The ones featuring Hercule Poirot were even better – Murder On The Orient Express and Death On The Nile – lots of murder, but with the added bonus of exotic intrigue of faraway lands. It was the movies that pointed me toward the books and to this day Murder On The Orient Express starring the inimitable Hercule Poirot remains my favourite Christie.

If I had to sit down and dissect it, I’d need to admit the plot to be ludicrous, the characters two-dimensional and the ending far-fetched – but that’s not what Christie is about. For me her books are the ultimate cosy-crime.

Theresa Talbot

I know writers don’t always regard that as a compliment. MC Beaton, of Hamish Macbeth and Agatha Raisin fame, told me she’d bestow a “Glasgow Kiss” on anyone who described her books as cosy – and she was 82 at the time. But you know where you are with Agatha Christie. Among the murder and mayhem there is order. Among the chaos and crisis there is calm.

And none as orderly as Hercule Poirot himself. “There is right, there is wrong,” he says, “and there is nothing in between.” That describes his character and his moral compass perfectly.

Yet in Murder On The Orient Express this fundamental principle is compromised. First published in 1934, it has all the hallmarks of a great mystery. Like most of Christie’s books, we’re introduced to the characters one by one, slowly drip-fed a morsel of their story, a hint of their past, and we know that there will be some tenuous connection. But no one is what they seem and a vital link pulls the main players and the threads of the story together, as well as the wonderful Poirot who finds himself as a fellow passenger by chance.

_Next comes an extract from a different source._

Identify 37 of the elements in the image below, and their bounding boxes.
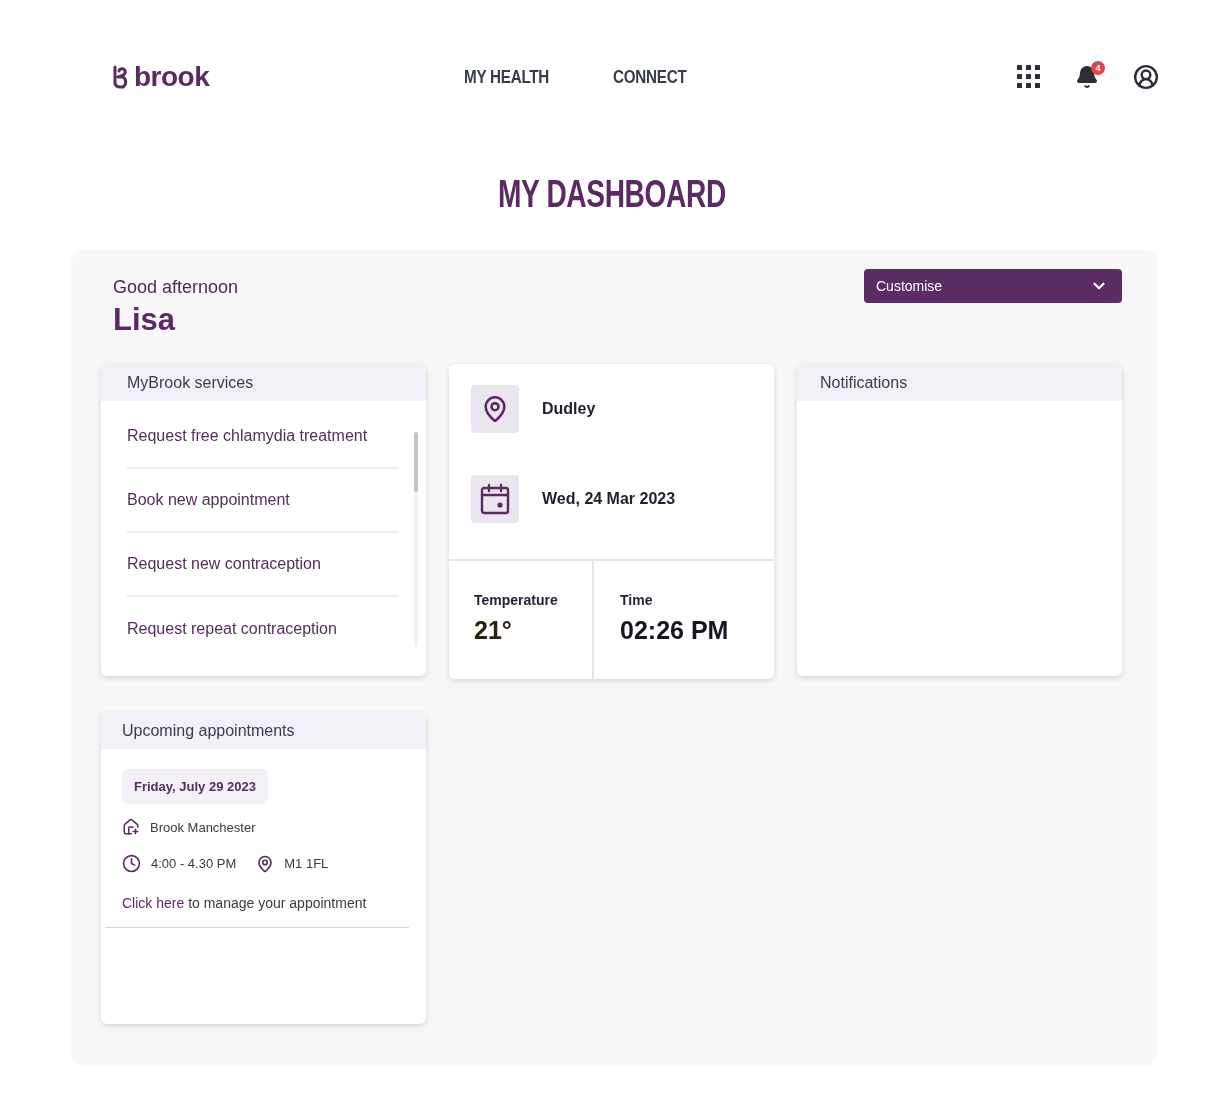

So when one of the travellers is killed – the odious Ratchett whom we all secretly hoped would be a goner from the get-go – there is no doubt the killer has to be one of the passengers or crew, with no means of escape when the train becomes derailed and stuck in a snow drift.

The ending is a bit far-fetched but we know that we’ve been part of a great piece of theatrical staging.

Theresa Talbot is a novelist and host of The Tartan Noir Show podcast.